In a powerful statement that reverberated in the educational community into the weekend and on to this week, City Council President Patrick Keefe expressed frustration with students still being unable to attend classes in person at Revere schools.
Keefe’s remarks, made at a joint meeting of the Revere City Council and Revere School Committee Friday, were apparently not well received by some Revere teachers, two of whom expressed their discontent during the meeting broadcast live on Revere TV.
During the meeting two parents did seem to concur with Keefe that the overall remote learning experience did not meet the exceptionally high standards for which the highly acclaimed Revere school system is known. The parents cited a lack of information and updates being presented to parents by school administrators during the remote-learning process. Mayor Brian Arrigo, Supt. of Schools Dr. Dianne Kelly, Public Health Director Lauren Buck and Mayor Arrigo’s Chief of Staff Kim Hanton participated in the meeting.
Keefe said the issues was personal to him in that he [and his wife, Jennifer] have two children enrolled in the Revere schools. He prefaced his remarks by stating that “I know for 100 per cent certainty that everyone on the School Committee, especially the superintendent [Dr. Dianne Kelly], and all of the faculty and the teachers have done an unbelievable job thus far. They have worked unbelievably hard.”
But then Keefe lowered the boom.
“I believe education is essential to our children, but as a parent I’m frustrated where we currently stand for eight months and I feel helpless, a person watching my children deteriorate” said Keefe. “Just imagine how the other 8,000 families in Revere feel.
“This is why I believe it’s imperative that we make some corrective action in how we are attempting to get children back into our schools,” he continued.
Keefe called the curriculum and school system “the city’s gold standard” for years, especially so under the direction of Supt. Kelley.
“On March 12, that all went away. It changed when we closed the doors to everyone. And I agree that at the time it was the right decision to step back and reflect and plan a path forward.

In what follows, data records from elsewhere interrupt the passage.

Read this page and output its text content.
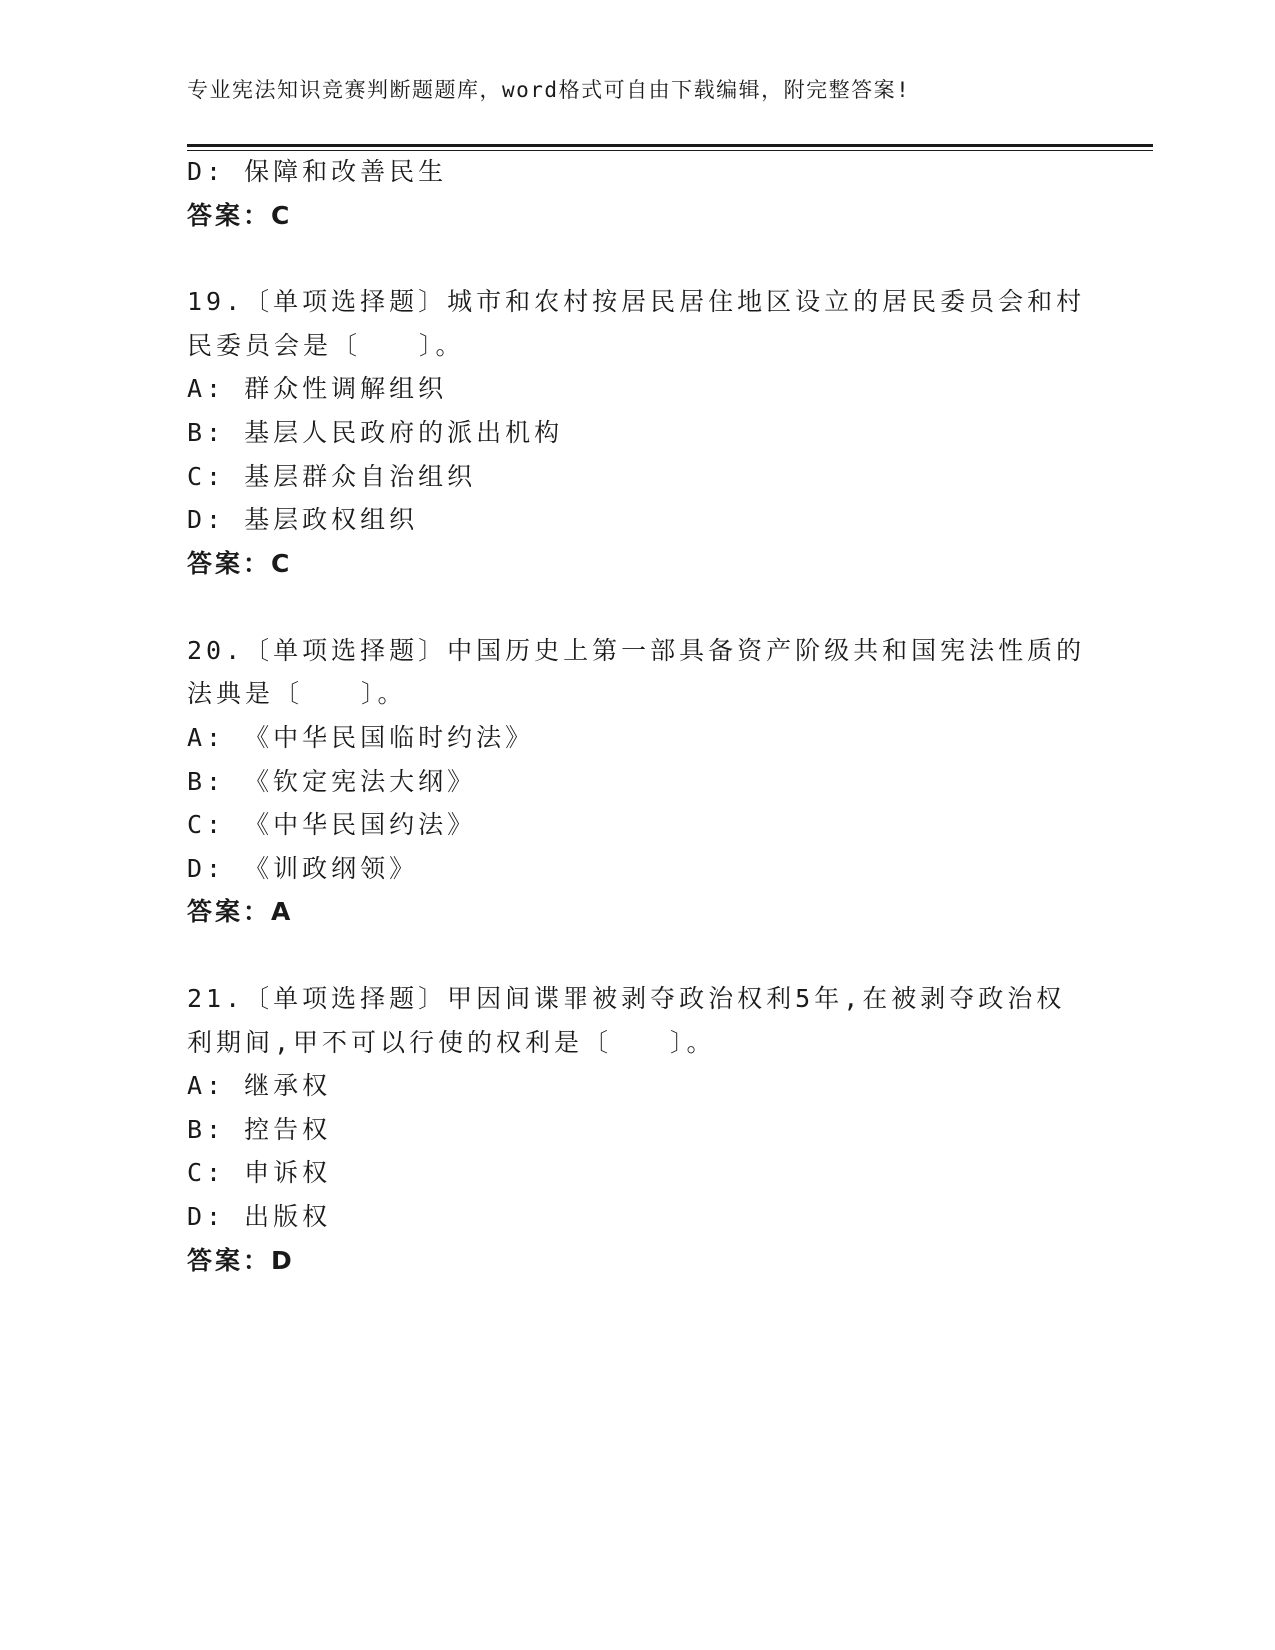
专业宪法知识竞赛判断题题库，word格式可自由下载编辑，附完整答案!
D: 保障和改善民生
答案：C
19.〔单项选择题〕城市和农村按居民居住地区设立的居民委员会和村
民委员会是〔　　〕。
A: 群众性调解组织
B: 基层人民政府的派出机构
C: 基层群众自治组织
D: 基层政权组织
答案：C
20.〔单项选择题〕中国历史上第一部具备资产阶级共和国宪法性质的
法典是〔　　〕。
A: 《中华民国临时约法》
B: 《钦定宪法大纲》
C: 《中华民国约法》
D: 《训政纲领》
答案：A
21.〔单项选择题〕甲因间谍罪被剥夺政治权利5年,在被剥夺政治权
利期间,甲不可以行使的权利是〔　　〕。
A: 继承权
B: 控告权
C: 申诉权
D: 出版权
答案：D
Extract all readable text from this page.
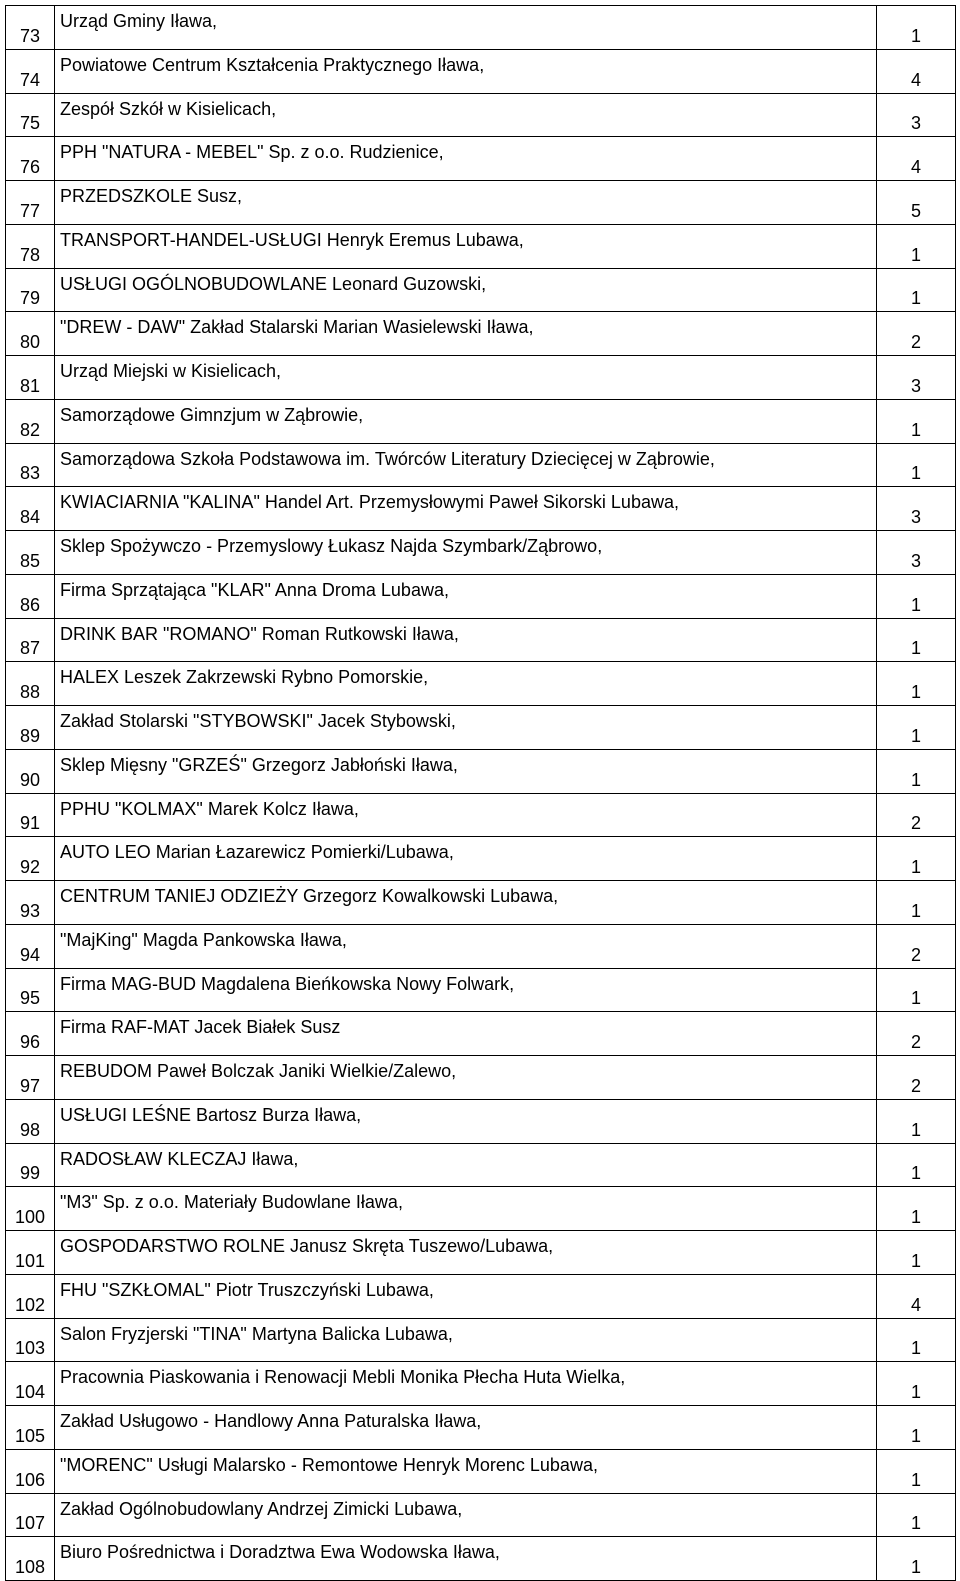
73	Urząd Gminy Iława,	1
74	Powiatowe Centrum Kształcenia Praktycznego Iława,	4
75	Zespół Szkół w Kisielicach,	3
76	PPH "NATURA - MEBEL" Sp. z o.o. Rudzienice,	4
77	PRZEDSZKOLE Susz,	5
78	TRANSPORT-HANDEL-USŁUGI Henryk Eremus Lubawa,	1
79	USŁUGI OGÓLNOBUDOWLANE Leonard Guzowski,	1
80	"DREW - DAW" Zakład Stalarski Marian Wasielewski Iława,	2
81	Urząd Miejski w Kisielicach,	3
82	Samorządowe Gimnzjum w Ząbrowie,	1
83	Samorządowa Szkoła Podstawowa im. Twórców Literatury Dziecięcej w Ząbrowie,	1
84	KWIACIARNIA "KALINA" Handel Art. Przemysłowymi Paweł Sikorski Lubawa,	3
85	Sklep Spożywczo - Przemyslowy Łukasz Najda Szymbark/Ząbrowo,	3
86	Firma Sprzątająca "KLAR" Anna Droma Lubawa,	1
87	DRINK BAR "ROMANO" Roman Rutkowski Iława,	1
88	HALEX Leszek Zakrzewski Rybno Pomorskie,	1
89	Zakład Stolarski "STYBOWSKI" Jacek Stybowski,	1
90	Sklep Mięsny "GRZEŚ" Grzegorz Jabłoński Iława,	1
91	PPHU "KOLMAX" Marek Kolcz Iława,	2
92	AUTO LEO Marian Łazarewicz Pomierki/Lubawa,	1
93	CENTRUM TANIEJ ODZIEŻY Grzegorz Kowalkowski Lubawa,	1
94	"MajKing" Magda Pankowska Iława,	2
95	Firma MAG-BUD Magdalena Bieńkowska Nowy Folwark,	1
96	Firma RAF-MAT Jacek Białek Susz	2
97	REBUDOM Paweł Bolczak Janiki Wielkie/Zalewo,	2
98	USŁUGI LEŚNE Bartosz Burza Iława,	1
99	RADOSŁAW KLECZAJ Iława,	1
100	"M3" Sp. z o.o. Materiały Budowlane Iława,	1
101	GOSPODARSTWO ROLNE Janusz Skręta Tuszewo/Lubawa,	1
102	FHU "SZKŁOMAL" Piotr Truszczyński Lubawa,	4
103	Salon Fryzjerski "TINA" Martyna Balicka Lubawa,	1
104	Pracownia Piaskowania i Renowacji Mebli Monika Płecha Huta Wielka,	1
105	Zakład Usługowo - Handlowy Anna Paturalska Iława,	1
106	"MORENC" Usługi Malarsko - Remontowe Henryk Morenc Lubawa,	1
107	Zakład Ogólnobudowlany Andrzej Zimicki Lubawa,	1
108	Biuro Pośrednictwa i Doradztwa Ewa Wodowska Iława,	1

“But fast forward eight-plus months and to continue to even be unable to consider the concept of going back in to these former safeh avens, it’s not acceptable and it goes against everything these schools have stood for,” said Keefe.
Keefe inferred that the blame rested on the teachers when he said, “I don’t create a suggestion that there is one group to cause for this great resistance for getting back into at least partial in-person learning, although it’s quite clear by many closely involved that this is the answer.”
Mayor Brian Arrigo, who is the ex-officio chair of the School Committee, was the first to respond to Keefe’s “perspective and frustration.”
“The level of anxiety and the challenges that come along with remote learning certainly come through the screen and I just appreciate the fact that you would take the time to express those feelings as a parent, first. Your perspective is one that I value and I certainly understand the frustration that you have,” said Arrigo.
The mayor said the frustration Keefe was experiencing was also being experienced by the School Committee and the superintendent of schools.
Kelly said, “I feel also, Patrick, for what you’re saying and I will say that I have had a number of parents reach out who feel the same way that you do, and a number of teachers who have reached out and are really desperate to get back to the classroom and have some in-person instruction with their students.
“I think the most responsible thing that we can do and the School Committee has been in agreement with is follow the guidelines from our medical professionals and from the Department of Education, the CDC, the Department of Public Health. Although I learned a lot more about this infection, about vaccines, about ventilations systems – I am not an expert in any of them and so we all need to rely on the people who are.”
Kelly said Revere has consistently been among the communities with the highest COVID-19 positivity rates in Massachusetts.
The superintendent said the school system conducted a recent survey in which 3,100 families responded – which is a fantastic return. Kelly indicated that 85 percent of the parents indicated that they were very pleased with their children’s remote-learning experience during the pandemic.